31 Days of Halloween: Too many to watch

The Poughkeepsie Tapes (2007)
****** (6 out of 10 stars)
Director: John Erick Dowdle
Producer: Drew Dowdle
Starring: Stacy Chbosky, Ben Messmer, Samantha Robson, Ivar Brogger
“I wanted to be the last thing she ever saw.” – Edward Carver (The Water Street Butcher)
Ah, dear reader… or should I say, fellow seeker of the macabre. Tonight, I bring you not a tale of ghosts or ghouls, but something far more insidious. A film that does not howl in the night, but rather whispers—coldly, clinically—into your ear. The Poughkeepsie Tapes is not a scream, but a slow, suffocating breath in the dark.
In a year where nihilistic murder flicks roam the cinematic landscape like wolves in the dead of night, this film stands apart, in it quality and approach. It does not wink. It does not jest. There is no ironic detachment, no comedic reprieve. It is a relentless review of realism, a merciless mockumentary that dares to ask: What if the monster was not a myth, but a man?

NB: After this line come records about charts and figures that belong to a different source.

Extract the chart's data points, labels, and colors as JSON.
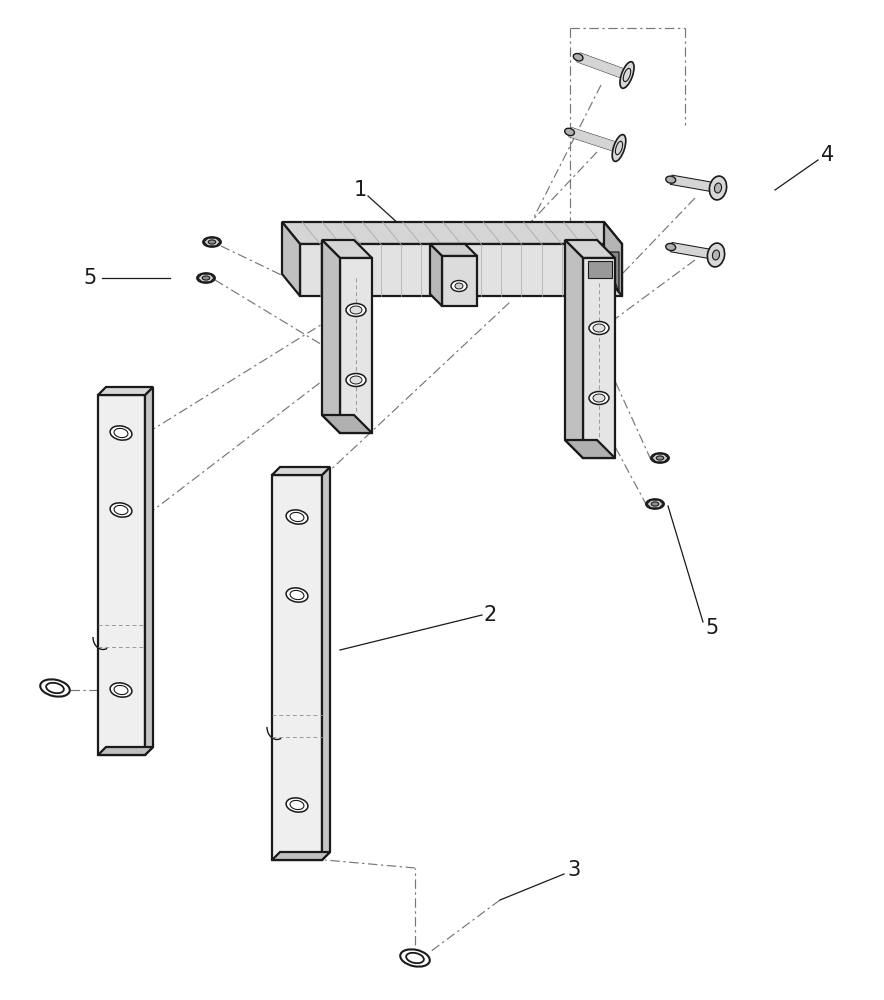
{
  "bg_color": "#ffffff",
  "lc": "#1a1a1a",
  "dc": "#777777",
  "figsize": [
    8.84,
    10.0
  ],
  "dpi": 100,
  "hatch_color": "#888888",
  "c_top": "#d8d8d8",
  "c_front": "#e8e8e8",
  "c_side": "#b8b8b8",
  "c_dark": "#999999",
  "c_light": "#f0f0f0"
}
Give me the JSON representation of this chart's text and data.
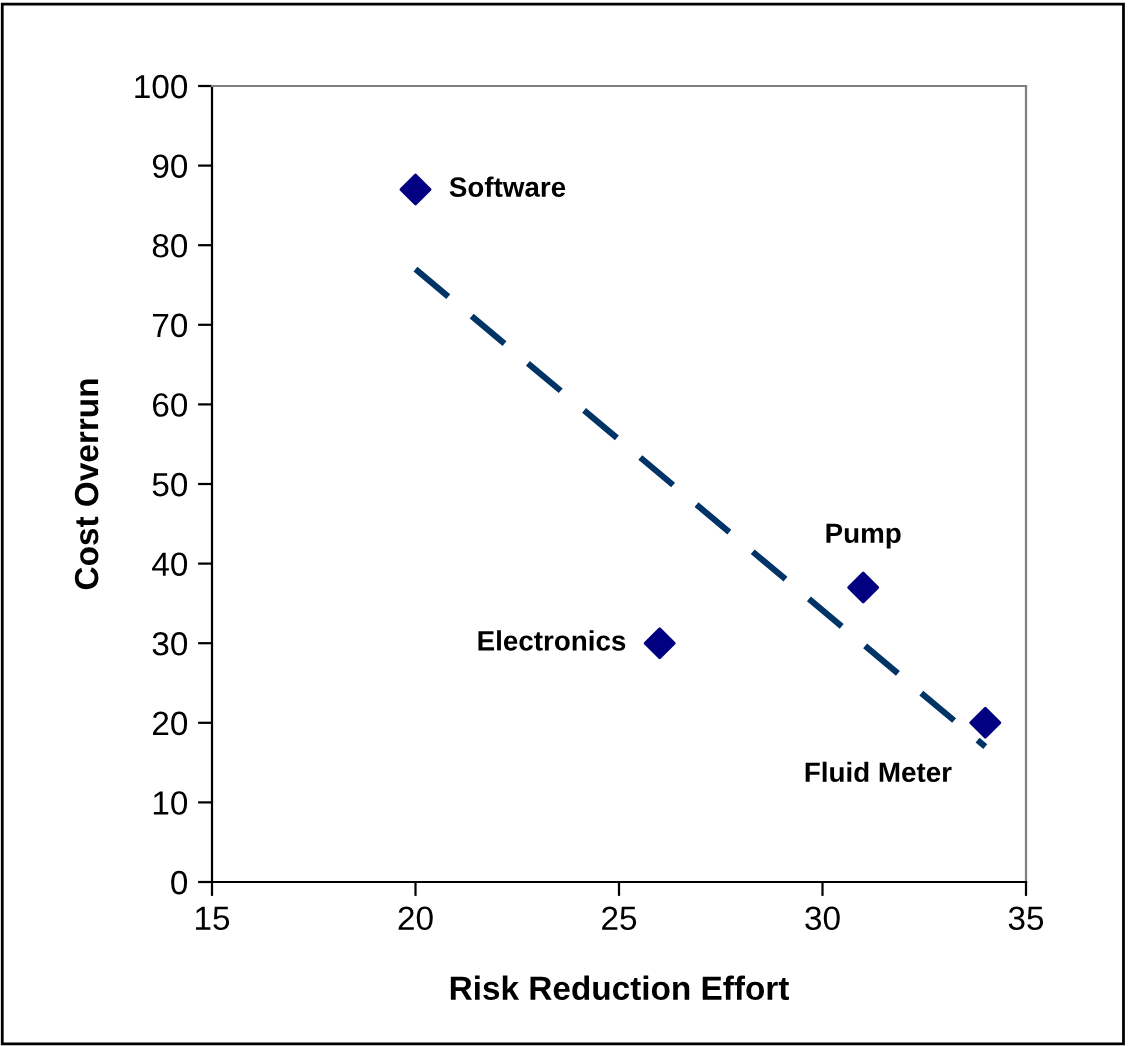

Styled like an episode of Forensic Files dragged through the abyss, it presents the fictional case of a serial killer whose crimes are captured on hundreds of videotapes. The horror here is not in the gore—though it is present—but in the banality of evil, the cold repetition of torment, the unflinching gaze of the camera.
And yet… for all its grim effectiveness, I must confess my reservations.
The film lingers—perhaps too long—on the suffering. Not in a way that enlightens, but in a way that numbs. The cruelty becomes cyclical, the torment repetitive. One begins to wonder: is this horror, or is it punishment?
Moreover, in its pursuit of realism, it stumbles. The investigators, the experts, the procedural elements—they lack the depth and rigor of true crime. The killer’s sudden shifts in method feel less like evolution and more like a director’s indulgence. A patchwork of horror vignettes stitched together with sinew and silence.
Still, I cannot deny its power. It is a film that crawls under the skin, that haunts the mind long after the credits fade. It is not enjoyable—but it is effective. And in horror, that distinction matters.
I give it six out of ten stars—a mark of respect, not affection. And now, I must away… to cleanse the palate with something less cruel, less cold. Perhaps a ghost story. Or a witch’s tale. Something with a soul.

I think the last paragraph sums it up the best. After a dose of this movie and its mockumentary of human cruelty, a serious cleansing required indeed.